Jugal Gandhi bio photo By Jugal Gandhi

Linear Regression is type of supervised machine learning technique. ‘Supervised Machine Learning’ is a machine learning technique where many independent predictors are used to predict a target variable. Using this technique you can find a precise equation using independent predictors to find your outcome target variable.

In supervised machine learning techinque, you train you machine learning model by supervising the training data. Training data consists of many rows of independent predictors and each row has a corresponding target outcome varibale. Our machine learning model learns rule/equations by finding out the closest relation between the independent predictors/features and target outcome variable. Then, you give it some new test data to predict the outcome target variable. This trained model predicts values for test data based on what rules it learnt by analzying the training data.

You can see how to do Linear Regression to predict the House prices, here.

The most important term here is Residual(Error). Residual is the difference between the actual and predicted value of the outcome target variable. Most of the metrics below are obtined from this Residual term.

There are many metrics to evaluate your ‘Linear Regression Model’ which are as follows:

  1. Mean Absolute Error(MAE)
  2. Mean Squared Error(MSE)
  3. Root Mean Squared Error(RMSE)
  4. Relative Absolute Error(RAE)
  5. Relative Squared Error(RSE)
  6. R-squared(Co-efficent of Determination)

Out of all these, RMSE and R-squared are the most important metrics to understand how well your model fits your data. Depending on your problem dataset some metrics are more useful to understand how your model performs. Let us understand what these metrics mean.

Mean Absolute Error(MAE)

Mean absolute error can be obtained by taking summation of the absolute value of (residuals)differences between the predicted and the actual values and then taking a mean of it. It gives an idea about the magnitude of error in the predictions. It can also be called as “Mean of Residuals”.

Mean Squared Error(MSE)

Mean squared error can be obtained by taking summation of square of (residuals)differences between the predicted and actual values and then taking a mean of it. It is a measure of how close a fitted line is to data points. The smaller the Mean Squared Error, the closer the fit is to the data.

Root Mean Squared Error(RMSE)

Root mean squared error can be obtained by taking a root of mean squared error. In other words, it is the standard deviation of residuals. RMSE is similar to MAE but it amplifies and severly punishes large errors. RMSE can be interpreted more easily because it has the same units as the vertical axis(target value).

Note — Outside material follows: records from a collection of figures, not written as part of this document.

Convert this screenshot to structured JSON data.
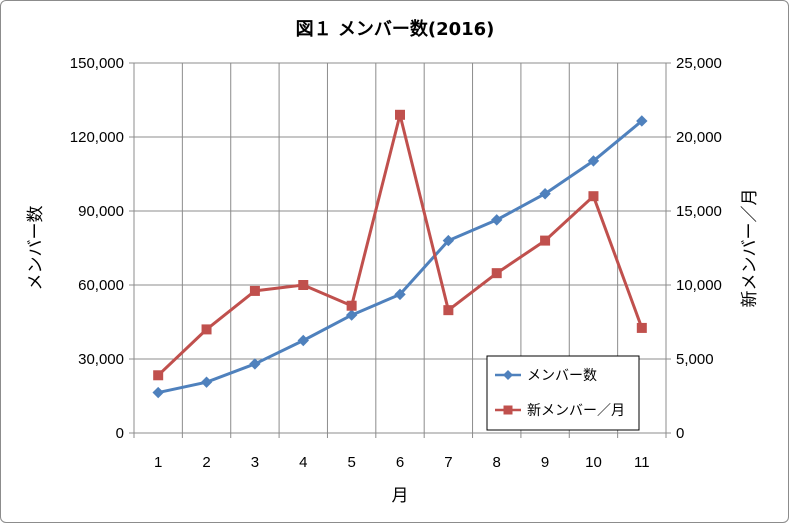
{
  "chart_data": {
    "type": "line",
    "title": "図１ メンバー数(2016)",
    "xlabel": "月",
    "ylabel": "メンバー数",
    "ylabel_right": "新メンバー／月",
    "categories": [
      "1",
      "2",
      "3",
      "4",
      "5",
      "6",
      "7",
      "8",
      "9",
      "10",
      "11"
    ],
    "ylim": [
      0,
      150000
    ],
    "ylim_right": [
      0,
      25000
    ],
    "yticks": [
      "0",
      "30,000",
      "60,000",
      "90,000",
      "120,000",
      "150,000"
    ],
    "yticks_right": [
      "0",
      "5,000",
      "10,000",
      "15,000",
      "20,000",
      "25,000"
    ],
    "grid": true,
    "legend_position": "bottom-right",
    "series": [
      {
        "name": "メンバー数",
        "axis": "left",
        "color": "#4f81bd",
        "marker": "diamond",
        "values": [
          16400,
          20600,
          28000,
          37500,
          47800,
          56200,
          78000,
          86400,
          97000,
          110300,
          126500
        ]
      },
      {
        "name": "新メンバー／月",
        "axis": "right",
        "color": "#c0504d",
        "marker": "square",
        "values": [
          3900,
          7000,
          9600,
          10000,
          8600,
          21500,
          8300,
          10800,
          13000,
          16000,
          7100
        ]
      }
    ]
  }
}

Relative Absolute Error(RAE)

RAE can be defined as a absolute error(taking the absolute value of residual) as a fraction of the actual value of the outcome target variable.

Relative Squared Error(RSE)

RSE can be defined as the squared error(residual^2) as a fraction of the actual value of the outcome target variable.

R-squared(Co-efficent of Determination)

R-squared can be obtained by subtracting the division of Sum of Squared Error(SSE) and Total Sum of Squares(TSS), from one. Sum of Squared Errors is equal to sum of residuals^2. Total Sum of Squares is obtained by taking the sum of differences between the target variable values and its mean. TSS is called as total variation in target variable(y). Thus, we can see that R-squared is directly dependent on Sum of Squared Error(SSE). So, lesser the model’s SSE value is, higher the model’s R-squared value is.

R-squared is also defined as the ‘how much of the total variation is described by the regression line’ or ‘how much of the total variation in outcome target variable(y) is decribed by the independent predictors(x).